Why We Fight:
The Fear-Shame Dynamic in Relationships
Couples don’t fight about what they think they fight about. It’s not “the big four” they identify in surveys: money, sex, raising the kids, or in-laws.
Most couples fight because they inadvertently cause shame and fear in each other. As long as this unconscious fear-shame dynamic is active, talking about the issue is likely to make it worse.
There is a survival-based mechanism observed in most social animals, in which fear and anxiety of female members of the pack serve as an automatic alarm system to stimulate aggressive-protective behavior in the males. (The better sense of smell and hearing of females makes them more sensitive to danger and more suited to be social alarms.) When the females get scared, the stronger males form a defensive/aggressive perimeter around the endangered pack.
The human brain is more socially structured than that of any other animal. In us, this primitive interactive mechanism takes on more complicated forms that secretly undermine intimate relationships.
Confronted with the anxiety or fear of a woman, a man typically responds with protection/support. But if he does not know how to protect/support or feels like a failure as a protector, he is likely to turn the aggression onto her (usually in the form of criticism, "superior reasoning," control, etc.) or rein it in by withdrawing in frustration (stonewalling or going quiet). Anger or withdrawal by men often stimulates anxiety or fear of isolation in women, even if his anger or withdrawal has nothing to do with her.

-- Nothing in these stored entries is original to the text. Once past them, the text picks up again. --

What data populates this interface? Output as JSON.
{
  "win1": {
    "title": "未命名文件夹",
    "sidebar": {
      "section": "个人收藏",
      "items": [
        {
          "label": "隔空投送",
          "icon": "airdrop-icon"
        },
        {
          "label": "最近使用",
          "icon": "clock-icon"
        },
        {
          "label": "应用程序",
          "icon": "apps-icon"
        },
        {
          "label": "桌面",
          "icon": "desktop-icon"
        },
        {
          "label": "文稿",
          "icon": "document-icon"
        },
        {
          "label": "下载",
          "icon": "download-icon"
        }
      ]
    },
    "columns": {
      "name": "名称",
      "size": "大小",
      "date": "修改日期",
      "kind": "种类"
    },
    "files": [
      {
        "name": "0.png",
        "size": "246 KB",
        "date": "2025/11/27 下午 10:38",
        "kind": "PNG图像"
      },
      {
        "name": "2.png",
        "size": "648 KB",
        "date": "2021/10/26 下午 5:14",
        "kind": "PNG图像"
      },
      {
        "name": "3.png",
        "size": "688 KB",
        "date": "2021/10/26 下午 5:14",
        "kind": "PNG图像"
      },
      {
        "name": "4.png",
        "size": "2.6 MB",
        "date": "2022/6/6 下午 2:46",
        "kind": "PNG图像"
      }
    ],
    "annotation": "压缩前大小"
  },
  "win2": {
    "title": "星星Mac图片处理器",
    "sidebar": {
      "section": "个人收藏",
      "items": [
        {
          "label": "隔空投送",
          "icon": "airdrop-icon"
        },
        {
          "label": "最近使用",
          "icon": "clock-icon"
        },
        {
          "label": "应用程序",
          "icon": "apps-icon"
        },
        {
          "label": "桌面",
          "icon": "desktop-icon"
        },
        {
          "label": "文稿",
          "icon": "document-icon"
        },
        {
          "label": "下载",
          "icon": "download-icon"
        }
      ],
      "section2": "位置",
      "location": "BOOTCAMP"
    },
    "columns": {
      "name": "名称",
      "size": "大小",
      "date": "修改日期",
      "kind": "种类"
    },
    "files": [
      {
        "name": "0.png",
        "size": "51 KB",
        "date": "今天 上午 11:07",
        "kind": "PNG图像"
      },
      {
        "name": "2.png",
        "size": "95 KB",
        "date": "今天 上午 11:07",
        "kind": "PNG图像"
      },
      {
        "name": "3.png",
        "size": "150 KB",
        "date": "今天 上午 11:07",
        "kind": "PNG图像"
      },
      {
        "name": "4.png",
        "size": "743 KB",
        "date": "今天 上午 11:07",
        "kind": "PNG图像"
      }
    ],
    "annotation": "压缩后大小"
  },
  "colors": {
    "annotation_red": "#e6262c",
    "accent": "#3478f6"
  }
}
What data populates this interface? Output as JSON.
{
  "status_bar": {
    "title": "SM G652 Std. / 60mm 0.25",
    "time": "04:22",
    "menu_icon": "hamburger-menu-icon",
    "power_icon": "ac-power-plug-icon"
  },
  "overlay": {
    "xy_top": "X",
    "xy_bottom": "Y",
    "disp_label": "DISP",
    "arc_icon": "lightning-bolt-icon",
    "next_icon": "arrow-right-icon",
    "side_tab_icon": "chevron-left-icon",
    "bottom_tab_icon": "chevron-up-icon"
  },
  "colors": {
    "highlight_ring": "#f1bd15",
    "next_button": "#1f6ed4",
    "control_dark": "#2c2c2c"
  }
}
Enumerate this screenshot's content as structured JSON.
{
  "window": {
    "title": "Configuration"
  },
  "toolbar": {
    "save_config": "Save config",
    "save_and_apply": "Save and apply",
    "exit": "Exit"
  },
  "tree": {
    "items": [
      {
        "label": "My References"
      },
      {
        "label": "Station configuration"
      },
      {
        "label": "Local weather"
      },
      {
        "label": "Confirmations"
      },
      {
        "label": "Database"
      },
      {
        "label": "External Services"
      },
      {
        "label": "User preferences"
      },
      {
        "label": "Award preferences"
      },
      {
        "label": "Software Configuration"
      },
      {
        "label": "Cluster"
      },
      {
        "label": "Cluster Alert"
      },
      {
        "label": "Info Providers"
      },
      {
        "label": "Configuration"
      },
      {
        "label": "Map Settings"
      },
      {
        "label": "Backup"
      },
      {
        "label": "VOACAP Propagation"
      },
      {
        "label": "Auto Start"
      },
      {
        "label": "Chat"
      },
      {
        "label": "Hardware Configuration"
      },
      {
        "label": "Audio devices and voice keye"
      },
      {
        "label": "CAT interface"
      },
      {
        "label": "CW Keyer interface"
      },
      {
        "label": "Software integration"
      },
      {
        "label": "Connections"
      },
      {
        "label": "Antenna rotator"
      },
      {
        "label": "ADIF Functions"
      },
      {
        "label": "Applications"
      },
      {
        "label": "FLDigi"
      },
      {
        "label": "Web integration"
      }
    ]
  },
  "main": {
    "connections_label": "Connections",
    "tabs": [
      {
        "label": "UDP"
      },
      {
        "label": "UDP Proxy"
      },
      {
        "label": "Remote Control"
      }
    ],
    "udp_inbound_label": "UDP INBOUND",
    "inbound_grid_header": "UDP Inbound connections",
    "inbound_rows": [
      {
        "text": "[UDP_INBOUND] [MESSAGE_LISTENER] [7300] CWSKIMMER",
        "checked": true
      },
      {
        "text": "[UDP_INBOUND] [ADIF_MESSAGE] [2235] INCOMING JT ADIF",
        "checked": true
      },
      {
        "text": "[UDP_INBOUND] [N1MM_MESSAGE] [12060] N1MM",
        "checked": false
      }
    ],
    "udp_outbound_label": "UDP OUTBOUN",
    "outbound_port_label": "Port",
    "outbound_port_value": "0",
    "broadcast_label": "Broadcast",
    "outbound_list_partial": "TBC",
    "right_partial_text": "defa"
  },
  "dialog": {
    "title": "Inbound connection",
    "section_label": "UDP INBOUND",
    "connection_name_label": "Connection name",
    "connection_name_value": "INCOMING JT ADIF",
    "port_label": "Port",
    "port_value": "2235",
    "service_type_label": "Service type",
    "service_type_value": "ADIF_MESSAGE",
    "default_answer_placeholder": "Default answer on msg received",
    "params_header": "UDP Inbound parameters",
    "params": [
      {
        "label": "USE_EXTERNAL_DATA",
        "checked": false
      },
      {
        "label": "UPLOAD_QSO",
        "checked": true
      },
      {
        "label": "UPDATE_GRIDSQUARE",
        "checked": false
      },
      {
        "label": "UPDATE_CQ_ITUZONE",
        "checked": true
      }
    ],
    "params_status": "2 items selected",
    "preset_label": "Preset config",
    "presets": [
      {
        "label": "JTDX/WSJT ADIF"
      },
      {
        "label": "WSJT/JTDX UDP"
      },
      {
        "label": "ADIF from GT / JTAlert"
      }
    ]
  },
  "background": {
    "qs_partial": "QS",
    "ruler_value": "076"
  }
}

In general, a man is likely to stonewall, be critical, defensive, or contemptuous if he experiences or is trying to avoid the experience of failure as a provider, protector, or lover. A woman is likely to be critical, defensive, or contemptuous if she experiences (or is reminded of having experienced) fear of harm, isolation, or deprivation.

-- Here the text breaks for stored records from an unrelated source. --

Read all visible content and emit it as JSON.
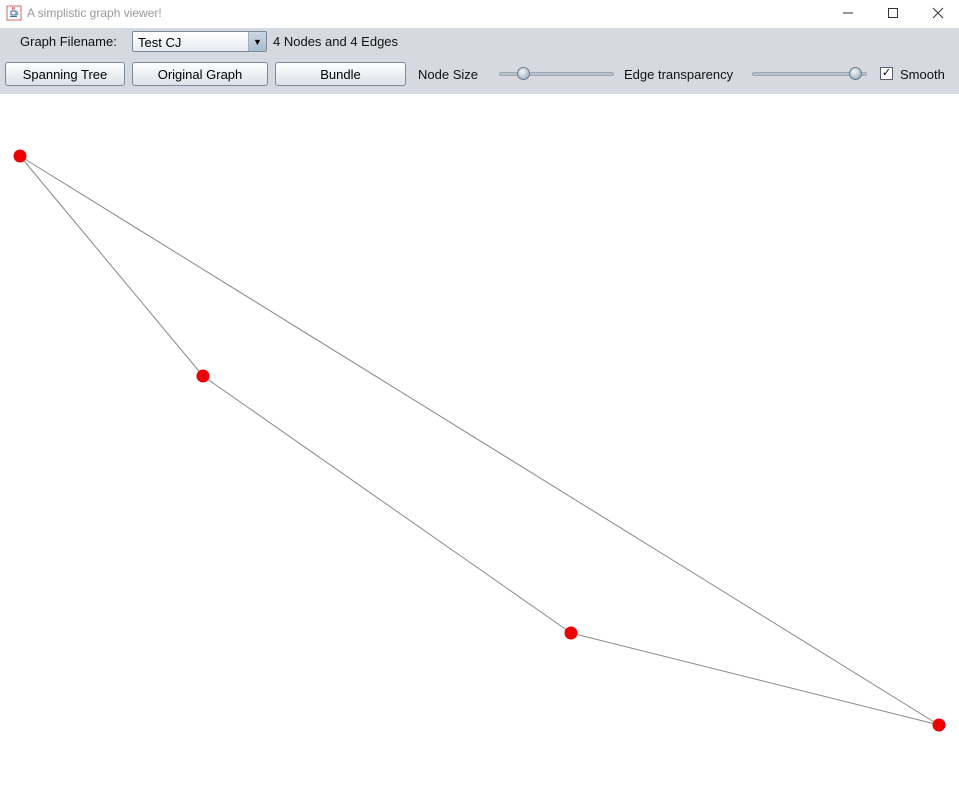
{
  "window": {
    "title": "A simplistic graph viewer!"
  },
  "toolbar": {
    "filename_label": "Graph Filename:",
    "filename_value": "Test CJ",
    "graph_info": "4 Nodes and 4 Edges",
    "spanning_tree_label": "Spanning Tree",
    "original_graph_label": "Original Graph",
    "bundle_label": "Bundle",
    "node_size_label": "Node Size",
    "node_size_level": 0.18,
    "edge_transparency_label": "Edge transparency",
    "edge_transparency_level": 0.95,
    "smooth_label": "Smooth",
    "smooth_checked": true
  },
  "graph": {
    "node_color": "#ee0000",
    "edge_color": "#888888",
    "nodes": [
      {
        "id": "n1"
      },
      {
        "id": "n2"
      },
      {
        "id": "n3"
      },
      {
        "id": "n4"
      }
    ],
    "edges": [
      {
        "from": "n1",
        "to": "n2"
      },
      {
        "from": "n1",
        "to": "n4"
      },
      {
        "from": "n2",
        "to": "n3"
      },
      {
        "from": "n3",
        "to": "n4"
      }
    ]
  },
  "icons": {
    "app": "java-cup-icon",
    "minimize": "minimize-icon",
    "maximize": "maximize-icon",
    "close": "close-icon",
    "dropdown": "chevron-down-icon",
    "checkmark": "check-icon"
  }
}
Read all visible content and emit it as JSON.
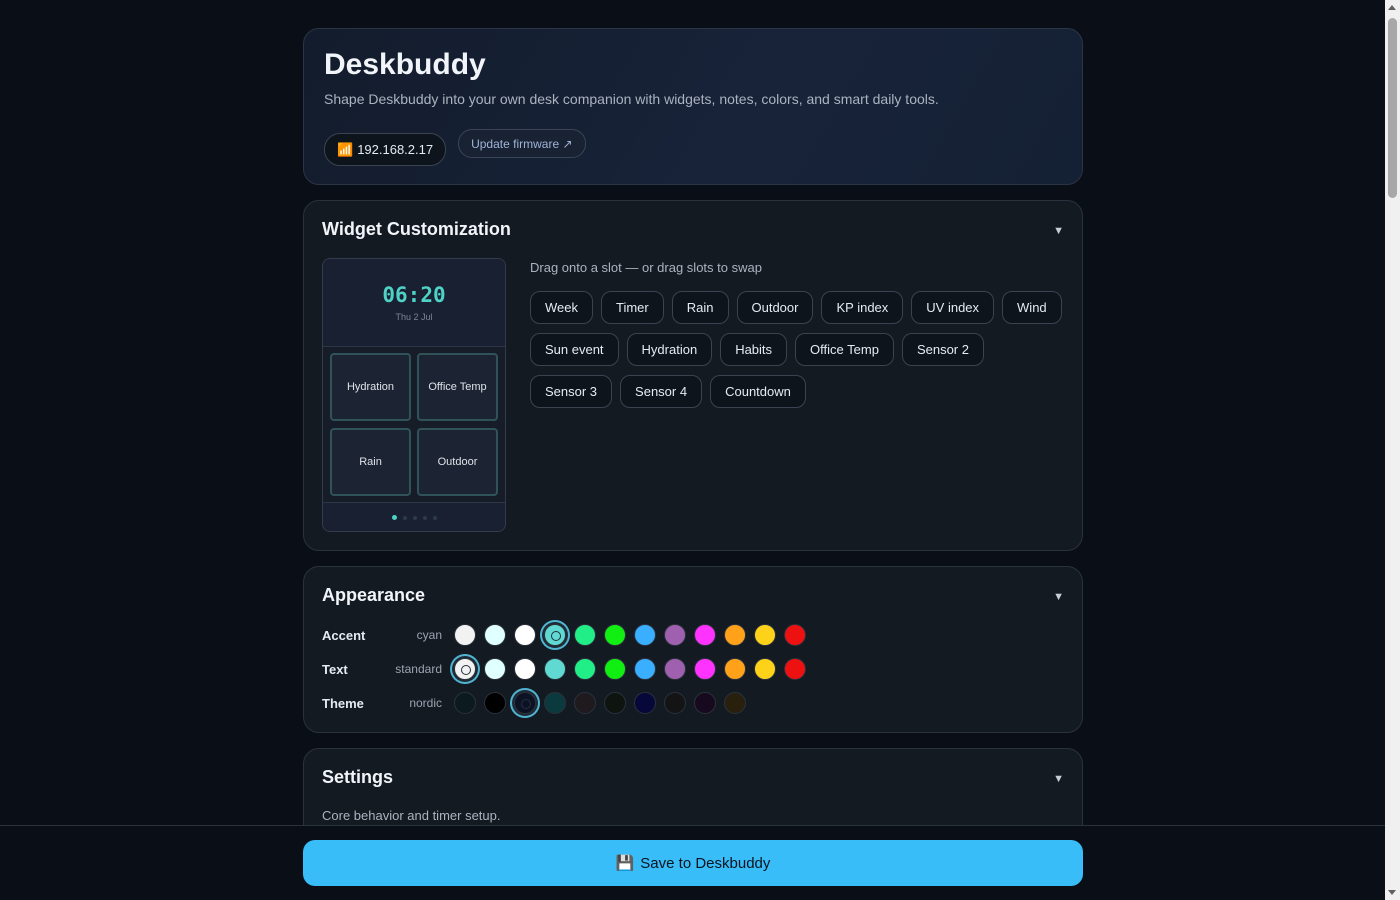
{
  "header": {
    "title": "Deskbuddy",
    "subtitle": "Shape Deskbuddy into your own desk companion with widgets, notes, colors, and smart daily tools.",
    "ip": "192.168.2.17",
    "wifi_icon": "wifi-icon",
    "firmware_label": "Update firmware ↗"
  },
  "widget": {
    "title": "Widget Customization",
    "device": {
      "time": "06:20",
      "date": "Thu 2 Jul",
      "slots": [
        "Hydration",
        "Office Temp",
        "Rain",
        "Outdoor"
      ],
      "pages": 5,
      "active_page": 1
    },
    "hint": "Drag onto a slot — or drag slots to swap",
    "chips": [
      "Week",
      "Timer",
      "Rain",
      "Outdoor",
      "KP index",
      "UV index",
      "Wind",
      "Sun event",
      "Hydration",
      "Habits",
      "Office Temp",
      "Sensor 2",
      "Sensor 3",
      "Sensor 4",
      "Countdown"
    ]
  },
  "appearance": {
    "title": "Appearance",
    "rows": [
      {
        "label": "Accent",
        "value": "cyan",
        "selected": 3,
        "colors": [
          "#f2f2f2",
          "#e0ffff",
          "#ffffff",
          "#5fd9d2",
          "#22ee88",
          "#11ee11",
          "#3aaeff",
          "#a060b0",
          "#ff33ff",
          "#ffa21a",
          "#ffd21a",
          "#ee1111"
        ]
      },
      {
        "label": "Text",
        "value": "standard",
        "selected": 0,
        "colors": [
          "#f2f2f2",
          "#e0ffff",
          "#ffffff",
          "#5fd9d2",
          "#22ee88",
          "#11ee11",
          "#3aaeff",
          "#a060b0",
          "#ff33ff",
          "#ffa21a",
          "#ffd21a",
          "#ee1111"
        ]
      },
      {
        "label": "Theme",
        "value": "nordic",
        "selected": 2,
        "colors": [
          "#0a1a1e",
          "#000000",
          "#0c1224",
          "#0a3a3e",
          "#1e1a1e",
          "#0e1410",
          "#06083a",
          "#141414",
          "#180a1e",
          "#28200c"
        ]
      }
    ]
  },
  "settings": {
    "title": "Settings",
    "subtitle": "Core behavior and timer setup."
  },
  "footer": {
    "save_label": "Save to Deskbuddy",
    "save_icon": "💾"
  }
}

If the couple does not understand this unconscious, interactive dynamic, they will think they have a "communication" problem and will likely continue to provoke anxiety and shame in each other as they try to talk. They will begin to think that they have a bad, insensitive, or selfish partner, and eventually give up on the relationship without understanding the primitive emotional mechanism that did the real damage.
What can help
The best way to disarm the fear-shame dynamic is to recognize when it occurs, which is just about every time you feel bad about interacting with each other. Identify it as something that is happening to both of you, rather than pain that one person is inflicting on the other. Declare that your connection is important to you and do what it takes to compassionately reinstate it.
Once you make connection, the fear-shame dynamic deactivates. Connected, you can solve the problem that activated it. (Usually it's money, sex, raising the kids, in-laws, or control issues.) If you remain disconnected, even your well-meaning and highly skilled attempts to solve the problem will run a high risk of accidentally stimulating more fear or shame in your partner and casuing further disconnection.